Desde sua nomeação em 1973 como chefe dos jesuítas na Argentina, o papa Francisco —então conhecido como Jorge Mario Bergoglio e com 36 anos— foi visto como profundamente preocupado com os pobres. Mas figuras religiosas que o conheciam dizem que Francisco achava a Teologia da Libertação política demais. Quando foi nomeado arcebispo de Buenos Aires, ele se concentrou nos esquecidos pela recuperação econômica da Argentina.
“Com o fim da Guerra Fria, ele começou a ver que a teologia da libertação não era sinônimo de marxismo, como muitos conservadores haviam afirmado”, disse o americano Paul Vallely, autor de “Pope Francis: Untying the Knots” [Papa Francisco, desatando os nós]. Ele “começou a ver que os sistemas econômicos, e não apenas os indivíduos, podiam ser pecadores”.
Francisco havia feito fortes críticas ao capitalismo, reconhecendo que a globalização tirou muitas pessoas da pobreza, mas dizendo que ela também criou grandes disparidades e “condenou muitos à fome”. E advertiu: “Sem uma solução para os problemas dos pobres, não poderemos resolver os problemas do mundo”.
Na Argentina, alguns críticos não estão convencidos de que a franqueza de Francisco sobre os pobres representa a adoção da Teologia da Libertação.
“Ele nunca tomou as rédeas da Teologia da Libertação porque é radical”, disse Rubén Rufino Dri, que trabalhou no final dos anos 1960 e 70 com um grupo de padres que atuou nas favelas de Buenos Aires.

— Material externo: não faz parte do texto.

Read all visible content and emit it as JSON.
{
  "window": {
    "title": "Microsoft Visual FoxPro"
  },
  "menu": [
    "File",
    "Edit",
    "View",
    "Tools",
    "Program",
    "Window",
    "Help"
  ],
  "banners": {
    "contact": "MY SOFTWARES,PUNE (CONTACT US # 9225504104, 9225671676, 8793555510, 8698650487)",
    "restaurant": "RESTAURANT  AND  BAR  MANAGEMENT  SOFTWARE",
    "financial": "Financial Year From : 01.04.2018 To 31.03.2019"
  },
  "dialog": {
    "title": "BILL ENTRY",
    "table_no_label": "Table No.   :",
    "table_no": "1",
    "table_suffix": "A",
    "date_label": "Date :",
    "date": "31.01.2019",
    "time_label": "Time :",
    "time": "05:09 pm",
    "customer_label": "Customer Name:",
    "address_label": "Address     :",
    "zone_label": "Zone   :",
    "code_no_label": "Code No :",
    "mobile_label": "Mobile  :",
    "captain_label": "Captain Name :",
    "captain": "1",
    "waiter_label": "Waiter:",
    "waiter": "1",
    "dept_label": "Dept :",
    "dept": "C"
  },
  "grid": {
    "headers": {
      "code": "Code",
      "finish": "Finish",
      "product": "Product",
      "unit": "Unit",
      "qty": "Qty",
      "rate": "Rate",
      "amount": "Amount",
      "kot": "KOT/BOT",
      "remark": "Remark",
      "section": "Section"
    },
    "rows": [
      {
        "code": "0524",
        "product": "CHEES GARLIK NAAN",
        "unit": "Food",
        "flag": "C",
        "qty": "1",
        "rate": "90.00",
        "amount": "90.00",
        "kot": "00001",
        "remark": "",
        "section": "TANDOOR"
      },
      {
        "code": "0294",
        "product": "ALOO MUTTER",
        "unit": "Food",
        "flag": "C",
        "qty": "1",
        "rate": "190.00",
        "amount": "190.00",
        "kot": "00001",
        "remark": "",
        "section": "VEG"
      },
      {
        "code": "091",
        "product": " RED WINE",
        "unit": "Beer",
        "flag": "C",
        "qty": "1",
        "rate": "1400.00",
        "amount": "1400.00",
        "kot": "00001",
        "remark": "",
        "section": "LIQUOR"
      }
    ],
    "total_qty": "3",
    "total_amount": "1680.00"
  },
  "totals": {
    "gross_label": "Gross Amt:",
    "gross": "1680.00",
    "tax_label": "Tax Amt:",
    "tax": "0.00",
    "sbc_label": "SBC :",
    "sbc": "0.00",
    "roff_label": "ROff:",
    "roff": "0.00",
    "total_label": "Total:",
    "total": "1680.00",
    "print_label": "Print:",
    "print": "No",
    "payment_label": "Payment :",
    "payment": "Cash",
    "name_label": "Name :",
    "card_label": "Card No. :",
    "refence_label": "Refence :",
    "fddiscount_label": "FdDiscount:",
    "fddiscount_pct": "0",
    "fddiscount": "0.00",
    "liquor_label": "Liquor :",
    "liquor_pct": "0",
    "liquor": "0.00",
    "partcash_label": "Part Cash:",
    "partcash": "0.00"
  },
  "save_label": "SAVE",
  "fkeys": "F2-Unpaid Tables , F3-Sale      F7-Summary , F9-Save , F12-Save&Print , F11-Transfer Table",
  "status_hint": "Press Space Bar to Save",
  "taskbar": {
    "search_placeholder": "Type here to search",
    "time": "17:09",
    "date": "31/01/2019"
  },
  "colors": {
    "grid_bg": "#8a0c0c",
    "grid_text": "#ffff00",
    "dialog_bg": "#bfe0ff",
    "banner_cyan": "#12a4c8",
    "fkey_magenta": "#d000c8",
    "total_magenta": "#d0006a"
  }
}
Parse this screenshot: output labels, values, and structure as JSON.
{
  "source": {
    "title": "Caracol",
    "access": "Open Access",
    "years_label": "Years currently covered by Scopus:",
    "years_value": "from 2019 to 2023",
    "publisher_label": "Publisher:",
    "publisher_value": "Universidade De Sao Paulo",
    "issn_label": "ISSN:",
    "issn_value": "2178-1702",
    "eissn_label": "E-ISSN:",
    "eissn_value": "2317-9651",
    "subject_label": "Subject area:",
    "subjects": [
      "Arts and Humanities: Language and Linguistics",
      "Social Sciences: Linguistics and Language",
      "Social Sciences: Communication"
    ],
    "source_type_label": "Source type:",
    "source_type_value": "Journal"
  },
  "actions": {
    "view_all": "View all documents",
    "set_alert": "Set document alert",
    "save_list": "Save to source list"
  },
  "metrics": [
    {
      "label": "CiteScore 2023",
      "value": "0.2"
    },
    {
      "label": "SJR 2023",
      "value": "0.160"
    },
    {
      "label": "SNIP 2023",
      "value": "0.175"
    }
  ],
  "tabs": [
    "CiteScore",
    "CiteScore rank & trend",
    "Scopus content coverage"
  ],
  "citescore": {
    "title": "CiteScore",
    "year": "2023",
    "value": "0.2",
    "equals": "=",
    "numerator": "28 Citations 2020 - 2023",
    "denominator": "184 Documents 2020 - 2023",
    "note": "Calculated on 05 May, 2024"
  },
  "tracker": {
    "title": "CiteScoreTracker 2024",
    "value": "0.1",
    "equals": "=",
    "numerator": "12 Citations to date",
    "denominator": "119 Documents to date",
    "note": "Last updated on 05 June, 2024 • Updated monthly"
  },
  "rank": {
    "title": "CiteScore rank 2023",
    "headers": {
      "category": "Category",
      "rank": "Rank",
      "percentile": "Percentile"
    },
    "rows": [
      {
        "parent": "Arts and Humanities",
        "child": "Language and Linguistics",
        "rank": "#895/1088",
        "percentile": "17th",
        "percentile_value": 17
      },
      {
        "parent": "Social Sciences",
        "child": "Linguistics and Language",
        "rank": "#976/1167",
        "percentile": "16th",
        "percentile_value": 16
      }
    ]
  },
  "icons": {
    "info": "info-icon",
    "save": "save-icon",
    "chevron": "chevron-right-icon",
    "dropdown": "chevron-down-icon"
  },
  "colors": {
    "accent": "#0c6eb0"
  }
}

Para ele, a decisão de Francisco de acelerar a beatificação do arcebispo Romero foi política. “É uma manobra populista de um grande político”, disse.

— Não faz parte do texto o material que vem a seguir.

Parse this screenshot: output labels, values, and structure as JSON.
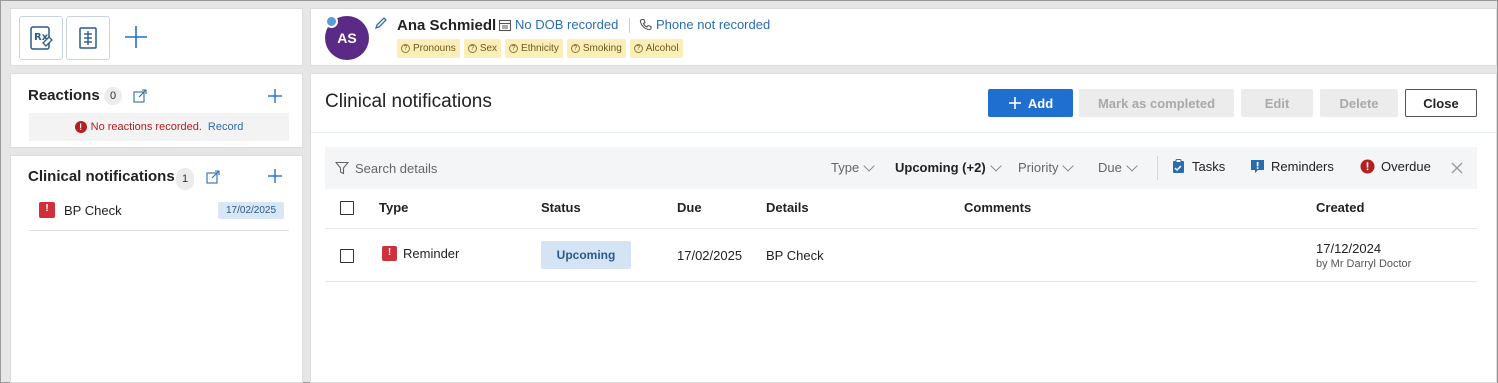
{
  "toolbar": {
    "icons": [
      "prescription-icon",
      "document-icon",
      "plus-icon"
    ]
  },
  "patient": {
    "initials": "AS",
    "name": "Ana Schmiedl",
    "dob": "No DOB recorded",
    "phone": "Phone not recorded",
    "tags": [
      "Pronouns",
      "Sex",
      "Ethnicity",
      "Smoking",
      "Alcohol"
    ],
    "avatar_color": "#5b2a86"
  },
  "reactions": {
    "title": "Reactions",
    "count": "0",
    "empty_message": "No reactions recorded.",
    "record_link": "Record"
  },
  "side_notifications": {
    "title": "Clinical notifications",
    "count": "1",
    "items": [
      {
        "label": "BP Check",
        "date": "17/02/2025"
      }
    ]
  },
  "main": {
    "title": "Clinical notifications",
    "buttons": {
      "add": "Add",
      "mark_completed": "Mark as completed",
      "edit": "Edit",
      "delete": "Delete",
      "close": "Close"
    },
    "filters": {
      "search_placeholder": "Search details",
      "type": "Type",
      "upcoming": "Upcoming (+2)",
      "priority": "Priority",
      "due": "Due",
      "tasks": "Tasks",
      "reminders": "Reminders",
      "overdue": "Overdue"
    },
    "columns": {
      "type": "Type",
      "status": "Status",
      "due": "Due",
      "details": "Details",
      "comments": "Comments",
      "created": "Created"
    },
    "rows": [
      {
        "type": "Reminder",
        "status": "Upcoming",
        "due": "17/02/2025",
        "details": "BP Check",
        "comments": "",
        "created": "17/12/2024",
        "created_by": "by Mr Darryl Doctor"
      }
    ]
  },
  "colors": {
    "primary": "#1f6fd1",
    "link": "#2b6cb0",
    "alert": "#d0303a",
    "tag_bg": "#fbeeb8"
  }
}
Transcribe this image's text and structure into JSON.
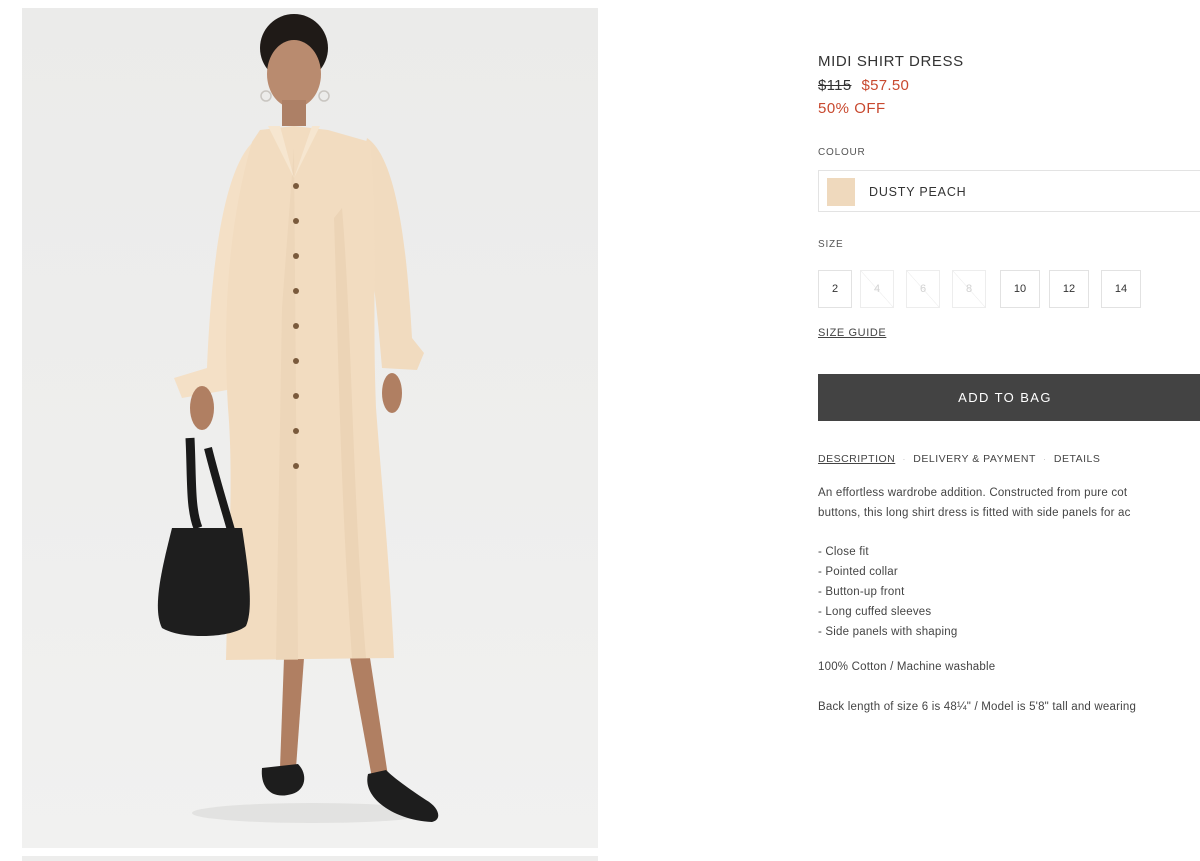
{
  "product": {
    "name": "MIDI SHIRT DRESS",
    "original_price": "$115",
    "sale_price": "$57.50",
    "discount": "50% OFF"
  },
  "colour": {
    "label": "COLOUR",
    "selected": "DUSTY PEACH",
    "swatch_color": "#efd9bd"
  },
  "size": {
    "label": "SIZE",
    "options": [
      {
        "value": "2",
        "available": true
      },
      {
        "value": "4",
        "available": false
      },
      {
        "value": "6",
        "available": false
      },
      {
        "value": "8",
        "available": false
      },
      {
        "value": "10",
        "available": true
      },
      {
        "value": "12",
        "available": true
      },
      {
        "value": "14",
        "available": true
      }
    ],
    "guide": "SIZE GUIDE"
  },
  "actions": {
    "add_to_bag": "ADD TO BAG"
  },
  "tabs": [
    {
      "label": "DESCRIPTION",
      "active": true
    },
    {
      "label": "DELIVERY & PAYMENT",
      "active": false
    },
    {
      "label": "DETAILS",
      "active": false
    }
  ],
  "description": {
    "line1": "An effortless wardrobe addition. Constructed from pure cot",
    "line2": "buttons, this long shirt dress is fitted with side panels for ac",
    "bullets": [
      "- Close fit",
      "- Pointed collar",
      "- Button-up front",
      "- Long cuffed sleeves",
      "- Side panels with shaping"
    ],
    "composition": "100% Cotton / Machine washable",
    "measurements": "Back length of size 6 is 48¼\" / Model is 5'8\" tall and wearing"
  },
  "colors": {
    "sale": "#c8492f",
    "button_bg": "#434343",
    "dress": "#f2dcc0"
  }
}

Outros deram uma opinião mais matizada. José María di Paola, 53, um padre próximo de Francisco, disse que a beatificação refletiu uma maior pressão de Francisco para reduzir o enfoque do Vaticano na Europa. “Faz parte de um processo de pôr fim à interpretação eurocêntrica do mundo pela igreja e ter um ponto de vista mais latino-americano”, disse ele.
Francisco muitas vezes pede que os fiéis atuem em benefício dos pobres, dizendo que se o fizerem serão transformados. Para os que conheceram Romero em El Salvador, essa transformação foi notável. Antes considerado um conservador, ele começou a mudar em meados dos anos 1970, quando era bispo de uma diocese rural onde soldados do governo tinham massacrado agricultores. Pouco depois de se tornar arcebispo de San Salvador, ficou horrorizado quando um amigo próximo, um padre jesuíta, foi assassinado, e logo começou a falar contra o terror e a repressão do governo.
“Ele começou a surpreender as pessoas”, disse Jon Sobrino, proeminente Teólogo da Libertação. “Eles o fizeram ser diferente, mais radical, como Jesus.”
Em 2007, o padre Sobrino teve seu choque pessoal com o Vaticano, quando o órgão doutrinário contestou alguns de seus escritos. Ele se recusou a modificá-los e atribuiu o congelamento da beatificação do arcebispo Romero em parte à hostilidade do Vaticano. “Foi necessário um novo papa para mudar a situação”, disse.